"Ich bin ziemlich entspannt", sagt Henrik Kristoffersen vor seinem ersten Auftritt bei der WM in Saalbach-Hinterglemm.
Auch für den Norweger ist es eine Heim-WM. Kristoffersen wohnt seit langer Zeit in Salzburg, hat dort mit seiner Verlobten eine Familie gegründet.
"Österreich ist seit neun Jahren meine Heimat", erklärt der 30-Jährige und lächelt. "Ich bin ja ein bisschen Österreicher, ich brauche nur mehr einen Reisepass."
Über einen Nationenwechsel wurde schon öfter spekuliert, noch (und das wird wohl auch so bleiben) fährt Kristoffersen aber für Norwegen. Und kommt als Titelverteidiger nach Saalbach, 2023 holte er in Courchevel Gold im Slalom. Bereits 2019 in Are gewann er Gold im Riesentorlauf.
"Ich habe meine Goldenen, also ich habe keinen Stress. Vor Courchevel war es stressiger, jetzt habe ich mehr Ruhe im Kopf und Körper", sagt Kristoffersen.
"Ich werde mich in keinem Rennen zurückhalten"
Ob seine goldene Gelassenheit der entscheidende Vorteil im Rennen um neuerliches Edelmetall sein könnte?
"Auf jeden Fall", sagt Kristoffersen und kündigt volle Attacke an: "Ich werde mich in keinem der Rennen zurückhalten, weil ich nach dieser WM immer noch in beiden Disziplinen in den Top sieben sein werde. Ich werde nach dieser WM immer noch die Slalom-Wertung anführen. Aber hier zählen nur die ersten drei Plätze."

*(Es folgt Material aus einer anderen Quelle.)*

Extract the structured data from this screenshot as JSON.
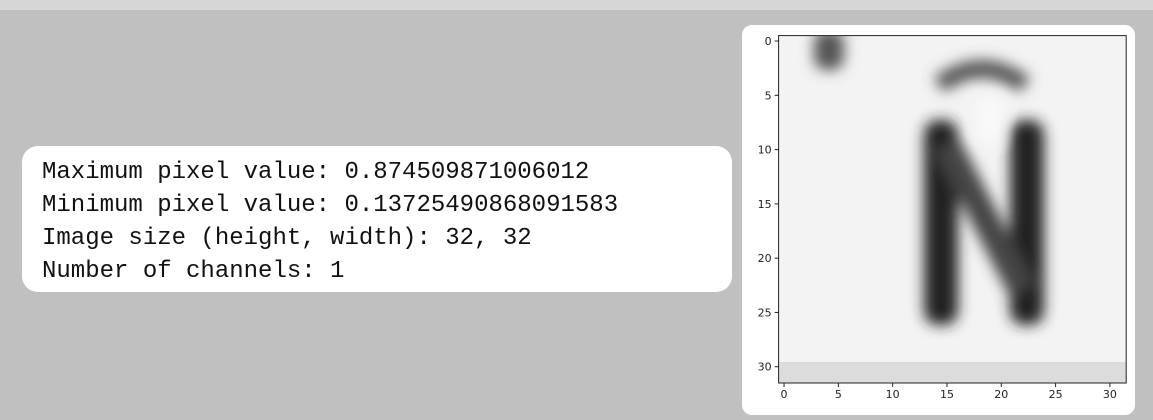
{
  "text_output": {
    "lines": [
      "Maximum pixel value: 0.874509871006012",
      "Minimum pixel value: 0.13725490868091583",
      "Image size (height, width): 32, 32",
      "Number of channels: 1"
    ]
  },
  "image_plot": {
    "xlim": [
      -0.5,
      31.5
    ],
    "ylim": [
      31.5,
      -0.5
    ],
    "xticks": [
      0,
      5,
      10,
      15,
      20,
      25,
      30
    ],
    "yticks": [
      0,
      5,
      10,
      15,
      20,
      25,
      30
    ]
  }
}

Auf dem Podest ist Kristoffersen in diesem Winter Stammgast. Sechs von 15 Rennen beendete in den Top drei. Im Riesentorlauf carvte der Norweger zu Saisonbeginn in Sölden sowie zuletzt in Schladming auf Platz zwei, im Slalom kletterte er vier Mal aufs Treppchen. Seinen einzigen Saisonsieg feierte Kristoffersen Mitte Dezember im Slalom in Val d’Isere.
Im Gesamtweltcup liegt der Gewinner von 31 Weltcup-Rennen auf Rang zwei hinter Dominator Marco Odermatt. Hält er diese Platzierung, wäre es seine beste Saison seit 2017/18. Damals wurde Kristoffersen ebenfalls Gesamt-Zweiter - hinter Marcel Hirscher, mit dessen Van-Deer-Ski er jetzt fährt.
"Allen zu beweisen, dass sie falsch liegen, ist ehrlich gesagt eines der besten Gefühle der Welt."
"Was mich in meiner Karriere am meisten freut, ist ehrlich gesagt, dass ich über so viele Jahre auf einem so hohen Niveau bin. Es ist eine Sache, ein, zwei oder drei Jahre gut zu sein, aber über zehn Jahre hinweg gut zu sein, das ist eine ganz andere Geschichte. Es ist mental sehr anstrengend, jedes Jahr auf diesem Niveau zu bleiben, sich Saison für Saison so sehr reinzuhängen. Das ist das, worauf ich am meisten stolz bin" sagt der 30-Jährige.
Kristoffersen ist tatsächlich seit zehn Jahren eine Konstante an der Weltspitze. Seit der Saison 2015/16 war er im Gesamtweltcup nie schlechter als Sechster.
Im vergangenen Winter lief es für den Technik-Spezialisten weniger gut, am Ende standen nur drei Podestplätze und kein einziger Sieg zu Buche.
"Letzte Saison haben mich alle ein bisschen abgeschrieben", erinnert sich Kristoffersen zurück und grinst. "Ich kann jetzt nicht genau das sagen, was ich gerne sagen will, aber: Allen zu beweisen, dass sie falsch liegen, ist ehrlich gesagt eines der besten Gefühle der Welt."
Der WM-Hang liegt Kristoffersen
Dieses Gefühl soll sich nach Möglichkeit auch in Saalbach einstellen, wo Kristoffersen seine WM-Medaillen Nummer vier und fünf jagt. Sowohl im Riesentorlauf am Freitag als auch im Slalom am Sonntag gehört er zu den Mitfavoriten.
"Ich finde, es ist ein super schöner Hang zum Skifahren. Es ist nicht die interessanteste Strecke, weil sie nicht so viel Gelände hat wie Kitzbühel, Wengen oder Adelboden. Also hoffe ich, dass sie eine interessante Kurssetzung für beide Disziplinen wählen. Im Slalom liegt mir der Hang ziemlich gut. Im Riesenslalom gibt es nur das flache Stück nach dem ersten Abschnitt, das mir nicht so sehr liegt. Aber von dort an bis ins Ziel passt die Strecke eigentlich ganz gut zu mir", sieht Kristoffersen die Voraussetzungen für Edelmetall gegeben.
Einen besonderen Fokus auf die Titelverteidigung im Slalom hat er nicht. Ihm seien beiden Disziplinen gleich wichtig, betont Kristoffersen.
Der Norweger könnte mit neuerlichem Gold im Slalom in einen erlauchten Kreis aufsteigen: Erst drei Läufern ist es gelungen, bei zwei Weltmeisterschaften in Folge Gold im Torlauf zu gewinnen: Dem Schweizer Rudolf Rominger, Ingemar Stenmark und Marcel Hirscher.